"L'errance" des licenciés
Second volet de notre série sur la vie après un plan social. Deux anciennes de SeaFrance et RFI racontent le choc psychologique du licenciement économique.
PLANS SOCIAUX - Après la réception des lettres de licenciement, certains salariés passent par une "phase de deuil". L'expression, reprise par les cabinets de reclassement, révèle l'ampleur du choc qu'ils peuvent ressentir après des années dans la même entreprise.
Francetv info poursuit sa série en cinq actes consacrée au devenir des victimes de plans sociaux. Rencontre avec deux d'entre elles.
Mélanie : "On a tous eu besoin de souffler"
"On est mort à petit feu." Redressement judiciaire, liquidation judiciaire avec poursuite d'activité, puis arrêt des bateaux, liquidation définitive, et enfin licenciements. Mélanie Drollet connaît le feuilleton SeaFrance au jour près. Née à Calais il y a quarante ans, elle se souvient de la fatigue psychologique accumulée ces trois dernières années, avant le naufrage de l'entreprise transmanche, le 9 janvier 2012. Elle se rappelle aussi les semaines qui ont suivi son licenciement. "On a tous eu le réflexe de vouloir souffler, raconte-t-elle, il y avait vraiment un besoin général de faire une pause avant de se lancer dans la recherche d'emploi."
A compter du licenciement, les victimes de plans sociaux ont 21 jours pour accepter ou refuser le contrat de sécurisation professionnelle (CSP), un dispositif officiel d'accompagnement au retour à l'emploi. Mélanie Drollet l'a signé en février, mais il lui a fallu attendre la vente des trois ferries en juin pour réussir à faire "le deuil" de SeaFrance et passer à autre chose. "On les voyait là, en train de rouiller, la page n'était pas encore tournée", confie-t-elle. Dès lors, cette diplômée de l'école de commerce de Saint-Omer (Pas-de-Calais) a pu se concentrer sur sa recherche d'emploi. "Être chômeur dans le Calaisis en 2012, je vous laisse imaginer l'angoisse…"

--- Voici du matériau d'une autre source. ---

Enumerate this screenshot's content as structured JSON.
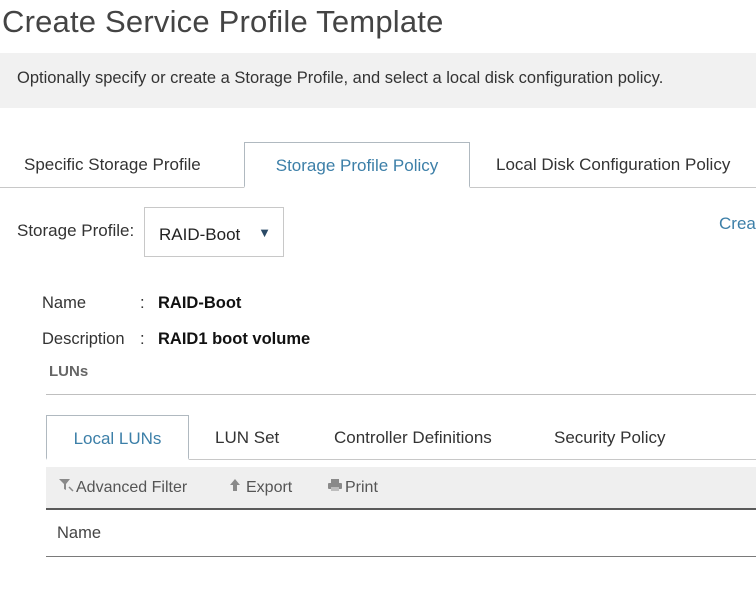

Malgré "un très bon suivi de Pôle emploi", Mélanie Drollet a "mal vécu" sa période de chômage, faite de hauts, de bas et de longues remises en question. Après six mois de CSP, elle a tout de même retrouvé au sein de la société coopérative et participative (Scop) My Ferry Link le poste qu'elle occupait à SeaFrance. "Depuis, je revis", affirme-t-elle.

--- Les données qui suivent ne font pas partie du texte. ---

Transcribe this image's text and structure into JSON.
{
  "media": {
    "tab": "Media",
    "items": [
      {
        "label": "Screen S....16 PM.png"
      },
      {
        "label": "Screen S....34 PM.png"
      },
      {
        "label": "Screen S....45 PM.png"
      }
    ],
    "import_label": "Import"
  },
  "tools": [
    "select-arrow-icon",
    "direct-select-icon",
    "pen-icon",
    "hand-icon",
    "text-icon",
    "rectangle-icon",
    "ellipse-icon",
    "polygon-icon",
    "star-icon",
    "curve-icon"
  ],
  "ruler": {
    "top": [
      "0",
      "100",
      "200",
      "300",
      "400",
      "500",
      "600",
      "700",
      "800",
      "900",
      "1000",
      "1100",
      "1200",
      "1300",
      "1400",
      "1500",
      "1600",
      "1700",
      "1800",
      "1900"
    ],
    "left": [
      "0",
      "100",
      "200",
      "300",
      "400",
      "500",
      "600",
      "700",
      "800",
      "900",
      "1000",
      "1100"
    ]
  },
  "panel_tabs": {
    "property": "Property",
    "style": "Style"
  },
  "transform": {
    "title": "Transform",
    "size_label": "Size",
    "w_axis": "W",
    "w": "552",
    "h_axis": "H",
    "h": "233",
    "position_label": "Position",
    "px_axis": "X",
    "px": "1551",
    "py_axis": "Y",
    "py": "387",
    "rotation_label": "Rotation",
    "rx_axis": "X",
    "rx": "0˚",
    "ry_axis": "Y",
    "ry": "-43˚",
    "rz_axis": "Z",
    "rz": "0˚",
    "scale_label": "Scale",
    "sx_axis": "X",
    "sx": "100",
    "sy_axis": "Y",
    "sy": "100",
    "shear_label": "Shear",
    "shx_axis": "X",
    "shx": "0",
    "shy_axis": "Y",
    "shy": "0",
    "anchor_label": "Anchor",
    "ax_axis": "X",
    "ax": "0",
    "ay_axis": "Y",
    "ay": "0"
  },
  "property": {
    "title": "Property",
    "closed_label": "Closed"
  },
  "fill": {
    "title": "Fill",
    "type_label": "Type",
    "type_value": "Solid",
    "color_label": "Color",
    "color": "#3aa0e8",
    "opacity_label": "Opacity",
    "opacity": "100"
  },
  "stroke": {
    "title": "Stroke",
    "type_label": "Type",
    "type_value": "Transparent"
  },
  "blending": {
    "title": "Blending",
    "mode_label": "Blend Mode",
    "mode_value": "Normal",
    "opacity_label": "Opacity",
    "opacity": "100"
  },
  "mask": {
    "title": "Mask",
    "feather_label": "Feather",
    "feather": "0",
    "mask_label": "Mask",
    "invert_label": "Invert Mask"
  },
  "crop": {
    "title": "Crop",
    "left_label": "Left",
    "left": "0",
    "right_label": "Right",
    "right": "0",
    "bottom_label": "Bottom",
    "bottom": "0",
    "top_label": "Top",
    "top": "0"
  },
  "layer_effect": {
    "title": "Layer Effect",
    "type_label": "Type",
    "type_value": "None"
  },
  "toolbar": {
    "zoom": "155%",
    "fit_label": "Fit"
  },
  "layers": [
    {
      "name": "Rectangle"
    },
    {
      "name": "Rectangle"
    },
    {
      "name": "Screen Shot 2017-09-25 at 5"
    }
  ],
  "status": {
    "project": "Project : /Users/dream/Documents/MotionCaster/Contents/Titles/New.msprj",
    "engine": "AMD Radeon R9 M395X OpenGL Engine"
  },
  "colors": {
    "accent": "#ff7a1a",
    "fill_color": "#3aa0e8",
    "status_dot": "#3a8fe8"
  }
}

Hélène : "Quitter son identité est difficile"
Hélène Da Costa connaît l'envers du décor. Après avoir pris part au plan de départs volontaires de Radio France internationale (RFI) en 2010, cette journaliste s'est reconvertie dans le coaching et a collaboré ces derniers mois avec le cabinet de reclassement Oasys. Dans la peau de la salariée concernée par un plan social, bien que "totalement volontaire", elle se souvient être d'abord passée par la phase de deuil. "Quitter mon identité de journaliste a été difficile", reconnaît-elle, évoquant "un sentiment de perte".
Dans la peau du coach, Hélène Da Costa a appris à mieux définir les contours de cette phase. "C'est la première étape d'un reclassement, explique-t-elle. C'est le début d'une transformation identitaire, où l'on va devoir questionner son projet de vie et ce qui est important pour soi." Selon ses termes, le deuil est le préalable à une "errance", où il s'agit de mettre ses valeurs en cohérence avec un nouveau projet, en tâtonnant. "Il ne faut pas se précipiter face à l'angoisse du vide", conseille-t-elle.

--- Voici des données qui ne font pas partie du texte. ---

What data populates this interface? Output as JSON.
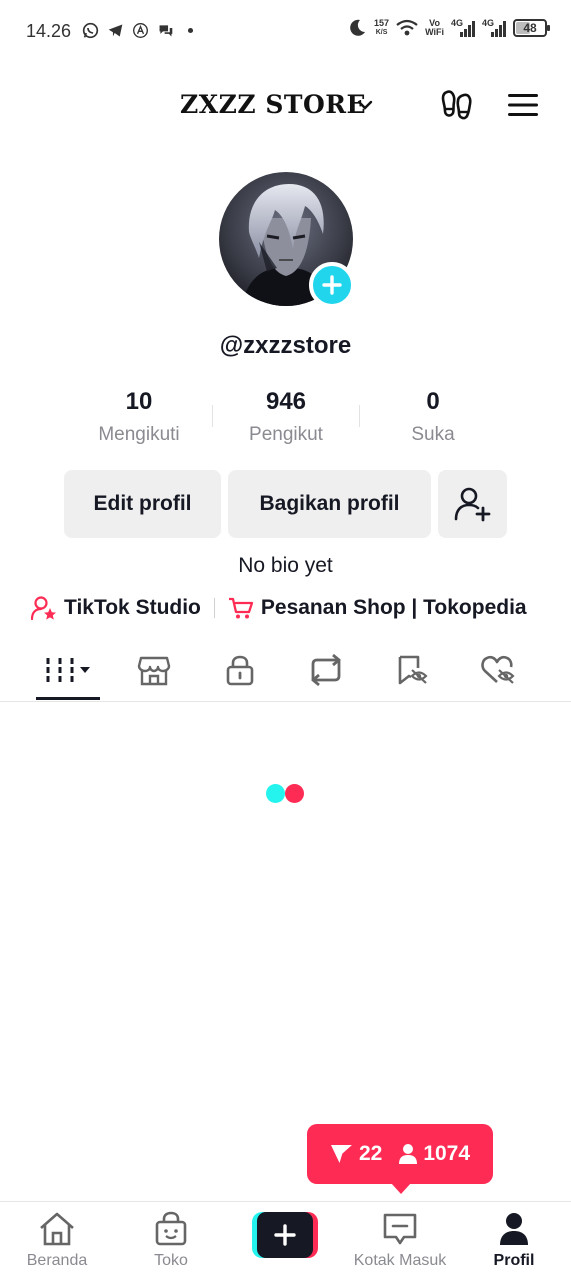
{
  "status_bar": {
    "time": "14.26",
    "speed_value": "157",
    "speed_unit": "K/S",
    "vowifi_top": "Vo",
    "vowifi_bottom": "WiFi",
    "sim1": "4G",
    "sim2": "4G",
    "battery": "48",
    "battery_level": 0.48
  },
  "header": {
    "account_name": "ZXZZ STORE"
  },
  "profile": {
    "handle": "@zxzzstore",
    "stats": [
      {
        "value": "10",
        "label": "Mengikuti"
      },
      {
        "value": "946",
        "label": "Pengikut"
      },
      {
        "value": "0",
        "label": "Suka"
      }
    ],
    "edit_button": "Edit profil",
    "share_button": "Bagikan profil",
    "bio": "No bio yet",
    "links": [
      {
        "label": "TikTok Studio",
        "icon": "person-star-icon"
      },
      {
        "label": "Pesanan Shop | Tokopedia",
        "icon": "shopping-cart-icon"
      }
    ]
  },
  "tabs": [
    {
      "icon": "videos-grid-icon",
      "selected": true
    },
    {
      "icon": "shop-icon",
      "selected": false
    },
    {
      "icon": "lock-icon",
      "selected": false
    },
    {
      "icon": "repost-icon",
      "selected": false
    },
    {
      "icon": "bookmark-hidden-icon",
      "selected": false
    },
    {
      "icon": "heart-hidden-icon",
      "selected": false
    }
  ],
  "live_pill": {
    "filter_count": "22",
    "viewer_count": "1074"
  },
  "bottom_nav": {
    "home": "Beranda",
    "shop": "Toko",
    "inbox": "Kotak Masuk",
    "profile": "Profil"
  },
  "colors": {
    "accent_red": "#fe2c55",
    "accent_cyan": "#25f4ee",
    "avatar_plus": "#20d5ec",
    "text_dark": "#161823",
    "text_gray": "#8a8b91"
  }
}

Derrière son jargon, la phase de deuil a le mérite d'intégrer la dimension psychologique dans le reclassement des victimes de plans sociaux. "Il ne s'agit pas seulement de chercher du travail, martèle Hélène Da Costa. Une transition professionnelle touche à l'identité de la personne. Il lui faut donc davantage que des conseils pour rédiger son CV ou réussir ses entretiens." Surtout en cas de licenciement, où le deuil prend aussi des airs de divorce sans consentement mutuel.